Band Matrix Solver in R10

PostPosted: Wed Feb 02, 2011 10:26 am
by aeschoen
I cannot find a solver associated with ...Sgbtrf. xTBTRF is mentioned in the announcement but it isn't in the manual or the header file.

Re: Band Matrix Solver in R10

PostPosted: Wed Feb 02, 2011 12:39 pm
by dan
Hi aeschoen,

The function you're interested in is in the premium version of CULA; you can see a list of the extra functions in the premium version here: http://www.culatools.com/html_guide/#cu ... -functions

Dan

Re: Band Matrix Solver in R10

PostPosted: Thu Feb 03, 2011 9:11 am
by aeschoen
I am using the premium version. The factorization routine; ...Sgbtrf is there, but I don't find the associated solver. I use the device variants. Perhaps I'm not looking for the right one. I assume it ends with ..btrs. Nothing in the header file or documentation matches this pattern.

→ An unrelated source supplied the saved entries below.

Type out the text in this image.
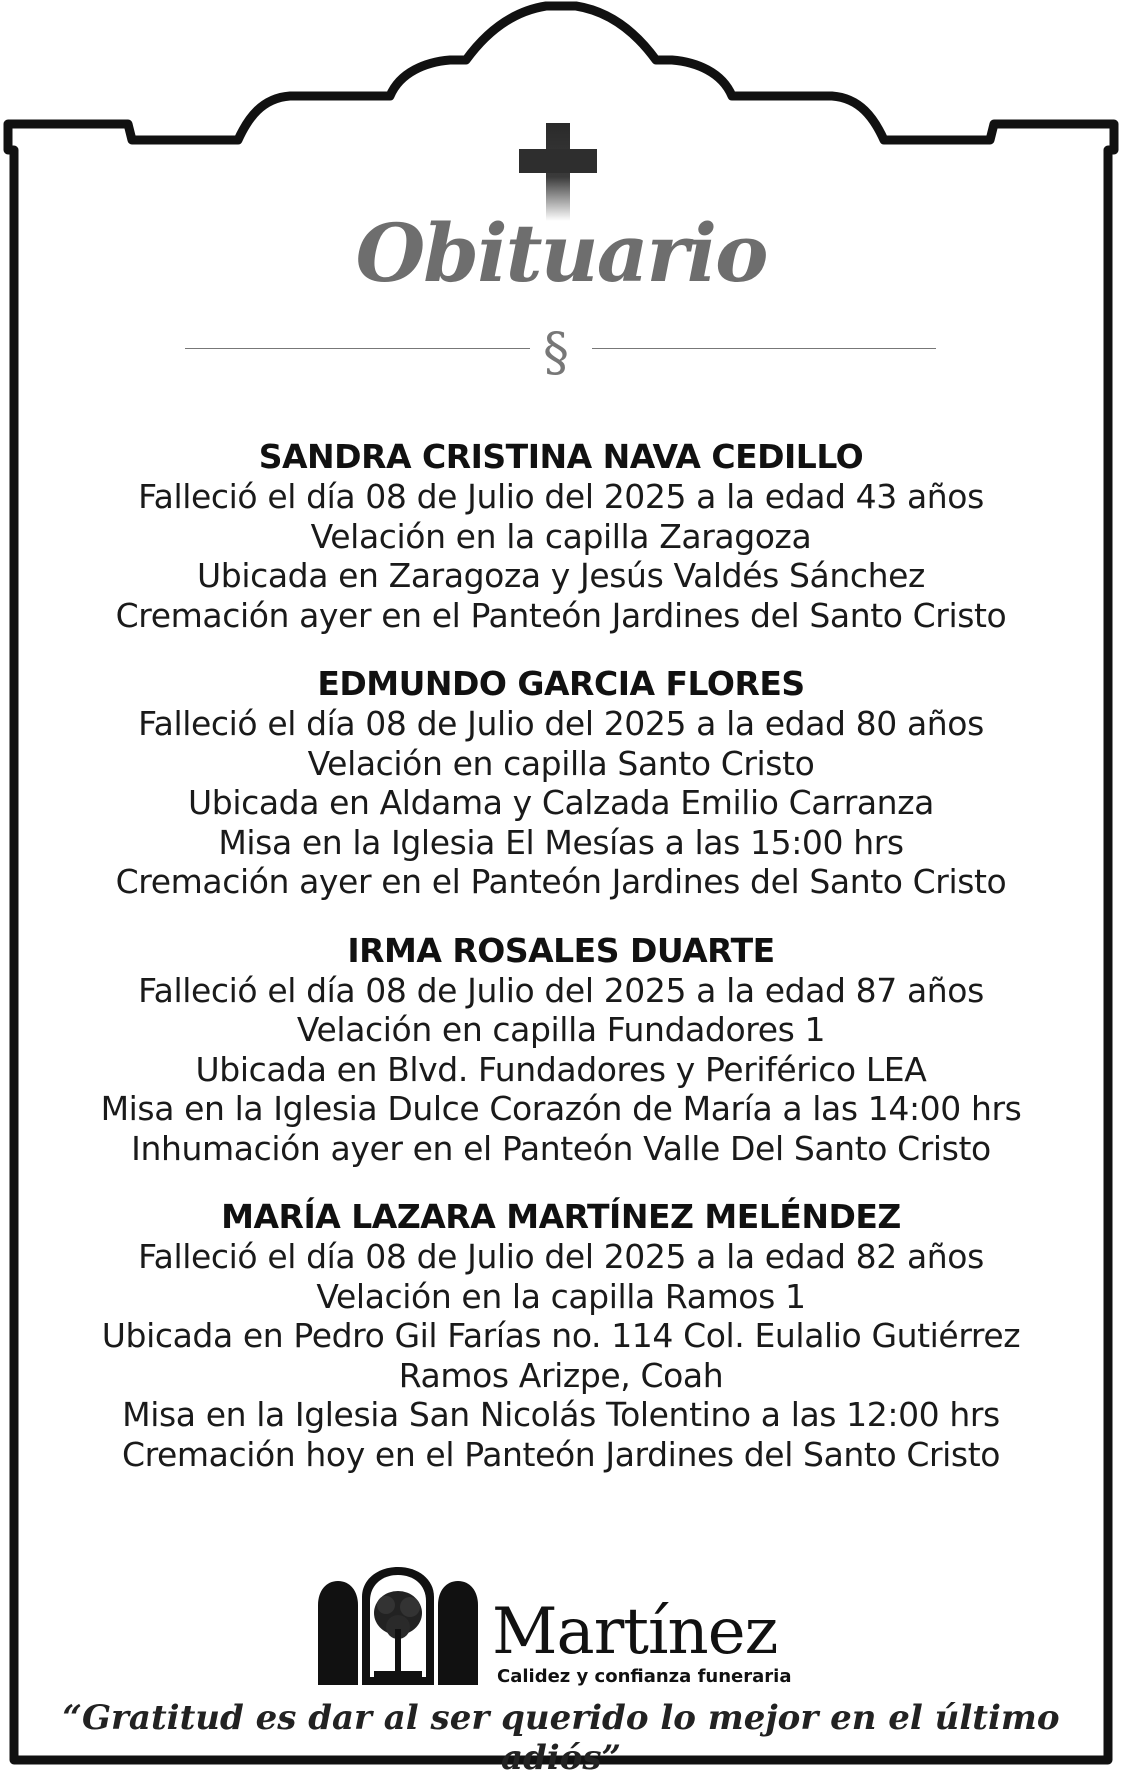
Obituario
§
SANDRA CRISTINA NAVA CEDILLO
Falleció el día 08 de Julio del 2025 a la edad 43 años
Velación en la capilla Zaragoza
Ubicada en Zaragoza y Jesús Valdés Sánchez
Cremación ayer en el Panteón Jardines del Santo Cristo
EDMUNDO GARCIA FLORES
Falleció el día 08 de Julio del 2025 a la edad 80 años
Velación en capilla Santo Cristo
Ubicada en Aldama y Calzada Emilio Carranza
Misa en la Iglesia El Mesías a las 15:00 hrs
Cremación ayer en el Panteón Jardines del Santo Cristo
IRMA ROSALES DUARTE
Falleció el día 08 de Julio del 2025 a la edad 87 años
Velación en capilla Fundadores 1
Ubicada en Blvd. Fundadores y Periférico LEA
Misa en la Iglesia Dulce Corazón de María a las 14:00 hrs
Inhumación ayer en el Panteón Valle Del Santo Cristo
MARÍA LAZARA MARTÍNEZ MELÉNDEZ
Falleció el día 08 de Julio del 2025 a la edad 82 años
Velación en la capilla Ramos 1
Ubicada en Pedro Gil Farías no. 114 Col. Eulalio Gutiérrez
Ramos Arizpe, Coah
Misa en la Iglesia San Nicolás Tolentino a las 12:00 hrs
Cremación hoy en el Panteón Jardines del Santo Cristo

Martínez

Calidez y confianza funeraria

“Gratitud es dar al ser querido lo mejor en el último adiós”
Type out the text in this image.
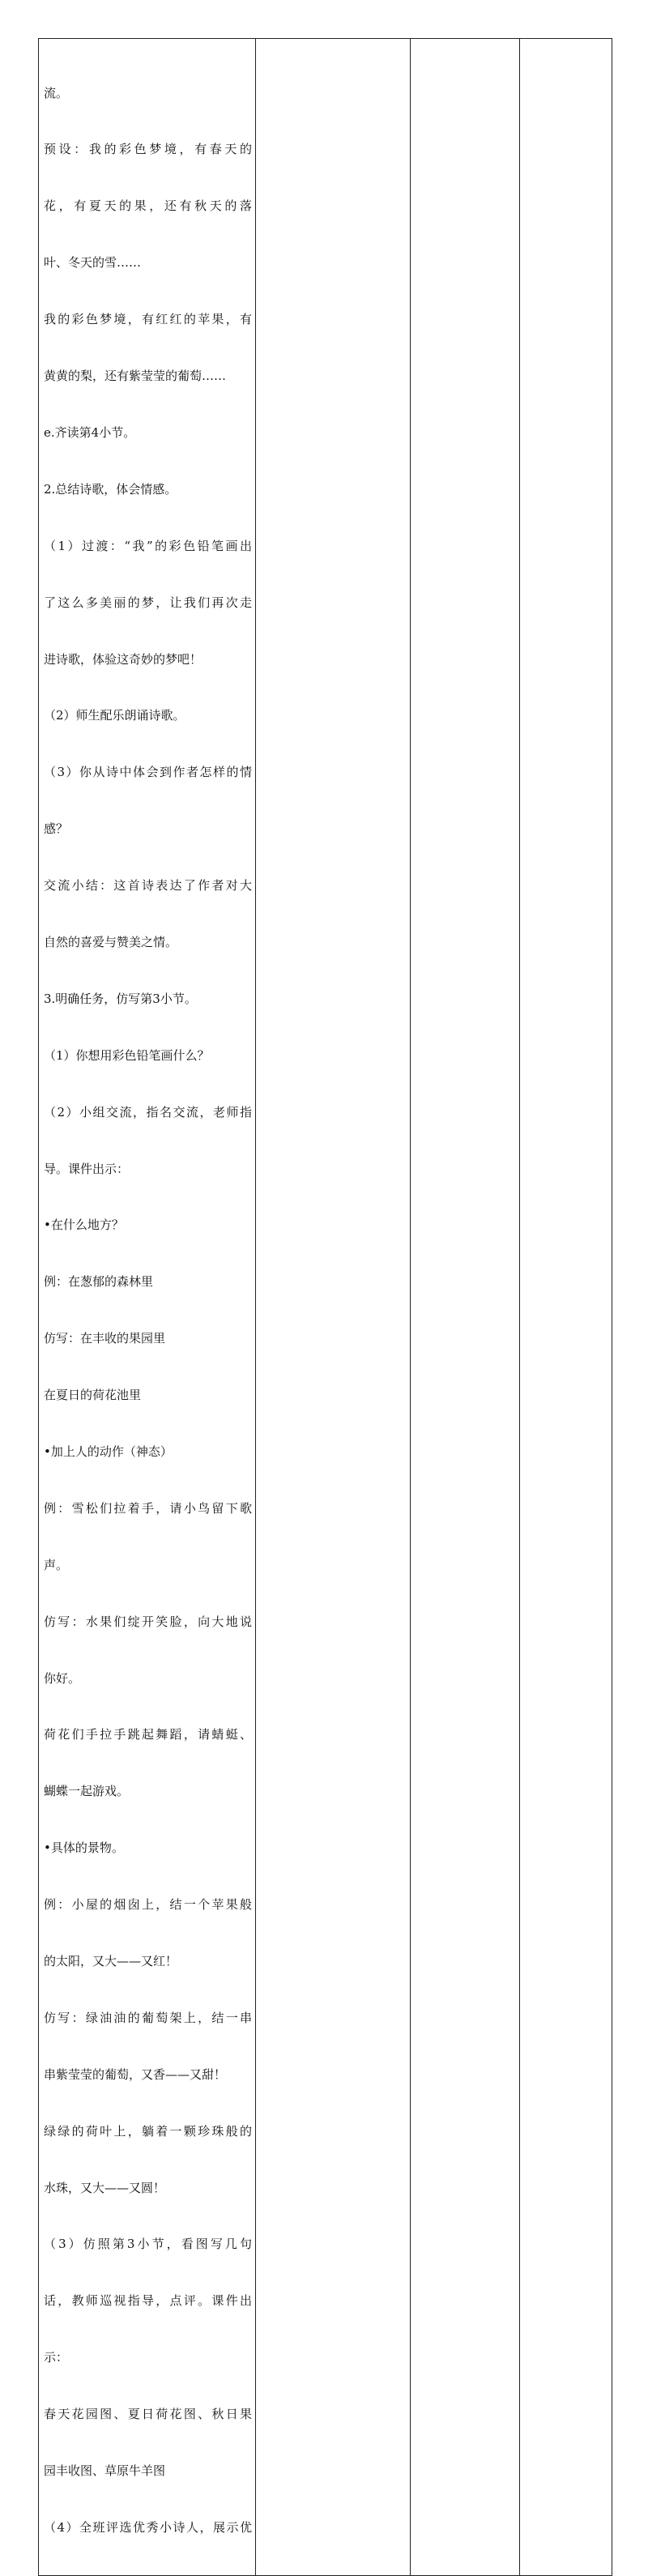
流。

预设：我的彩色梦境，有春天的

花，有夏天的果，还有秋天的落

叶、冬天的雪……

我的彩色梦境，有红红的苹果，有

黄黄的梨，还有紫莹莹的葡萄……

e.齐读第4小节。

2.总结诗歌，体会情感。

（1）过渡：“我”的彩色铅笔画出

了这么多美丽的梦，让我们再次走

进诗歌，体验这奇妙的梦吧！

（2）师生配乐朗诵诗歌。

（3）你从诗中体会到作者怎样的情

感？

交流小结：这首诗表达了作者对大

自然的喜爱与赞美之情。

3.明确任务，仿写第3小节。

（1）你想用彩色铅笔画什么？

（2）小组交流，指名交流，老师指

导。课件出示：

•在什么地方？

例：在葱郁的森林里

仿写：在丰收的果园里

在夏日的荷花池里

•加上人的动作（神态）

例：雪松们拉着手，请小鸟留下歌

声。

仿写：水果们绽开笑脸，向大地说

你好。

荷花们手拉手跳起舞蹈，请蜻蜓、

蝴蝶一起游戏。

•具体的景物。

例：小屋的烟囱上，结一个苹果般

的太阳，又大——又红！

仿写：绿油油的葡萄架上，结一串

串紫莹莹的葡萄，又香——又甜！

绿绿的荷叶上，躺着一颗珍珠般的

水珠，又大——又圆！

（3）仿照第3小节，看图写几句

话，教师巡视指导，点评。课件出

示：

春天花园图、夏日荷花图、秋日果

园丰收图、草原牛羊图

（4）全班评选优秀小诗人，展示优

Re: Band Matrix Solver in R10

PostPosted: Thu Feb 03, 2011 9:36 am
by dan
You're right, we don't currently offer an implementation of the solver you're referring to. The reason we don't offer it is that the after-factorization solver would require a lot of work to implement and would give little payoff over a CPU solver. We'd recommend that after factorizing on the GPU you simply download the data to the host and run the final step on the CPU and you should still see a significant speedup over running both steps on the CPU.

Dan

Re: Band Matrix Solver in R10

PostPosted: Sun Jul 06, 2014 11:57 am
by stumarcus
Were you able to write some code that used CULADense's pbtrf on the GPU, pulled the Cholesky fatorization back to the CPU, and then used that factorization in LAPACK's pbtrs on the CPU to solve the linear system of equations?

Re: Band Matrix Solver in R10

PostPosted: Tue Nov 11, 2014 2:12 am
by sabahat
I realized that I've not considered something. The program that printed the matrices of the SVD was truncating the decimals after the comma (I did not write the program), so obviously the result was not exact when the original matrix was reconstructed via A = U * S * VT.